One key product we installed was The SmokeStop, Coopers Fire’s signature smoke curtain. This particular product is comprised of technologically advanced fire-resistant fabric that is encased in a compact steel housing. This housing allows for a higher level of protection and control. The SmokeStop remains invisibly retracted until activated by an alarm or detector signal, at which time it descends safely to its operational position. A SmokeStop barrier works to significantly reduce the spread of toxic smoke and damages caused by both heat and smoke.
Not only do our bespoke designs seamlessly match the ceilings and remained hidden from views until deployed, but they also provide up to four hours of protection against fire, heat and smoke damage. This really can mean the difference between life and death and can prove essential for protecting airports.

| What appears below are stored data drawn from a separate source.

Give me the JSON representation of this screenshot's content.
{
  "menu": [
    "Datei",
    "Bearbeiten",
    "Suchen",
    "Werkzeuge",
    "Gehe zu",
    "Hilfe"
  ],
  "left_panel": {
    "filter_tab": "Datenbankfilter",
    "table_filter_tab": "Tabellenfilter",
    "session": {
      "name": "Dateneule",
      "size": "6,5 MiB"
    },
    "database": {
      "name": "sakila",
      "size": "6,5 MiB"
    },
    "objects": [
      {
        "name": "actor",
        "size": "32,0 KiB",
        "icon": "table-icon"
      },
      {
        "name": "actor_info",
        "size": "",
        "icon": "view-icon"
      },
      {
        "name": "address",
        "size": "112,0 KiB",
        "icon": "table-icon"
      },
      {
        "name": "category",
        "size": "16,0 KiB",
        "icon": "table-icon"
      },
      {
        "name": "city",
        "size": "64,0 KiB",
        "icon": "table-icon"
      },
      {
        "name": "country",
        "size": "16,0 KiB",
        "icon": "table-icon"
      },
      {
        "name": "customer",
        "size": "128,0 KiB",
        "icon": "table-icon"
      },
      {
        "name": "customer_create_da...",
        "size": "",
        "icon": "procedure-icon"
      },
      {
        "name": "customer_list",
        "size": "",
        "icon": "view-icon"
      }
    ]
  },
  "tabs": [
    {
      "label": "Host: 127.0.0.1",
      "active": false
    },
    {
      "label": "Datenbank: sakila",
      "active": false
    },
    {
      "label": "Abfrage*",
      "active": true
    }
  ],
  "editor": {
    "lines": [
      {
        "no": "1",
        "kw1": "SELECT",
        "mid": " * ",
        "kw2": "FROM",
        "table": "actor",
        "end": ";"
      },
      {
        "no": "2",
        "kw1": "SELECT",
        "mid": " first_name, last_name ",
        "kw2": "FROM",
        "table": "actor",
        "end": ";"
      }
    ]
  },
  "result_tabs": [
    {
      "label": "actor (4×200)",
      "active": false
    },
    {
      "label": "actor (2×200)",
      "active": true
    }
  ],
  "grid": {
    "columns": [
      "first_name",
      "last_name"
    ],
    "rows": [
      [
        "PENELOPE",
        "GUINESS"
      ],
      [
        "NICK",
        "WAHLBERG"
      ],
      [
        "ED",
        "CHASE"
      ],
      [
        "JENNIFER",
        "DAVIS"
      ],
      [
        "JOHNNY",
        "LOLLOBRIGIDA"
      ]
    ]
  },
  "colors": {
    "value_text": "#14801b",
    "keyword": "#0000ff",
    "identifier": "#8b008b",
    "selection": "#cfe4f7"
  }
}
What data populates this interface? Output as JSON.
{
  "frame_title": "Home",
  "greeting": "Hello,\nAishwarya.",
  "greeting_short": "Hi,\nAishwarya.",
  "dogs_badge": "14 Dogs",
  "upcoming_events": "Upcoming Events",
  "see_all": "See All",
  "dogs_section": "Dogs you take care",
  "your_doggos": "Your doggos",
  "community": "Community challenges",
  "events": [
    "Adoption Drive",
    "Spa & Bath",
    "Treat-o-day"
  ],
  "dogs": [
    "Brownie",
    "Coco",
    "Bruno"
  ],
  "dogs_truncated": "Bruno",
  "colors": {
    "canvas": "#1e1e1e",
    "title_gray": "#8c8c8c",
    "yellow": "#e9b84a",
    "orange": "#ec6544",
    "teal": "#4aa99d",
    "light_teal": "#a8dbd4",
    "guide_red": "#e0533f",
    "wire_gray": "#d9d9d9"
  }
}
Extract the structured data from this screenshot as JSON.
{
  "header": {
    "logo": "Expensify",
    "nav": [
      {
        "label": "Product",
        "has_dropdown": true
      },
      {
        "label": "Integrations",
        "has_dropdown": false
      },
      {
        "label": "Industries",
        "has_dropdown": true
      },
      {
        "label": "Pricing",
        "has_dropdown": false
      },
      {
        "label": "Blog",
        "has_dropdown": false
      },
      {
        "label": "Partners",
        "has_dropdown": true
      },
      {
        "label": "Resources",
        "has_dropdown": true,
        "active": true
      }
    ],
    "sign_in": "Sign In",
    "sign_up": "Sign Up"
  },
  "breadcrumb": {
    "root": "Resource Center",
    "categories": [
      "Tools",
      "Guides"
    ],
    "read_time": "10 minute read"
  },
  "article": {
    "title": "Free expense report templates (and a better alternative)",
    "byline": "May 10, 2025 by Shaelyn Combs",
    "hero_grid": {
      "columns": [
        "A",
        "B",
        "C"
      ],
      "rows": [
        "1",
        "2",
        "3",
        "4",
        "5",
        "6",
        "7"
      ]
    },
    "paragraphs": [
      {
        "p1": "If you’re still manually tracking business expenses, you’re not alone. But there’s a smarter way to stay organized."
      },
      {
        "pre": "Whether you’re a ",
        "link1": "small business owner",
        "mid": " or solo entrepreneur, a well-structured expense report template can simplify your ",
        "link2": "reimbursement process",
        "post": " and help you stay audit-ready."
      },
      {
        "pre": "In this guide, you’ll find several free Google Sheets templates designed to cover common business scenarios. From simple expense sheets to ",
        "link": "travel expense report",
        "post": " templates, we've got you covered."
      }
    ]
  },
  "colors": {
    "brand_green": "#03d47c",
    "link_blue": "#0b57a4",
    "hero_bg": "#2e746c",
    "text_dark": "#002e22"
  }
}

The Future of Open Space is Secured
Smoke curtains and fire curtains provide the all-encompassing solution. Their ability to compartment space and offer boundary protection today enables designers to replace traditional bulkier fire safety equipment. Meaning they can achieve modern and safe open plan environments. Which is key as they are becoming more necessary to the functioning of many commercial buildings. For example, in airports, museums , flagship stores and shopping malls.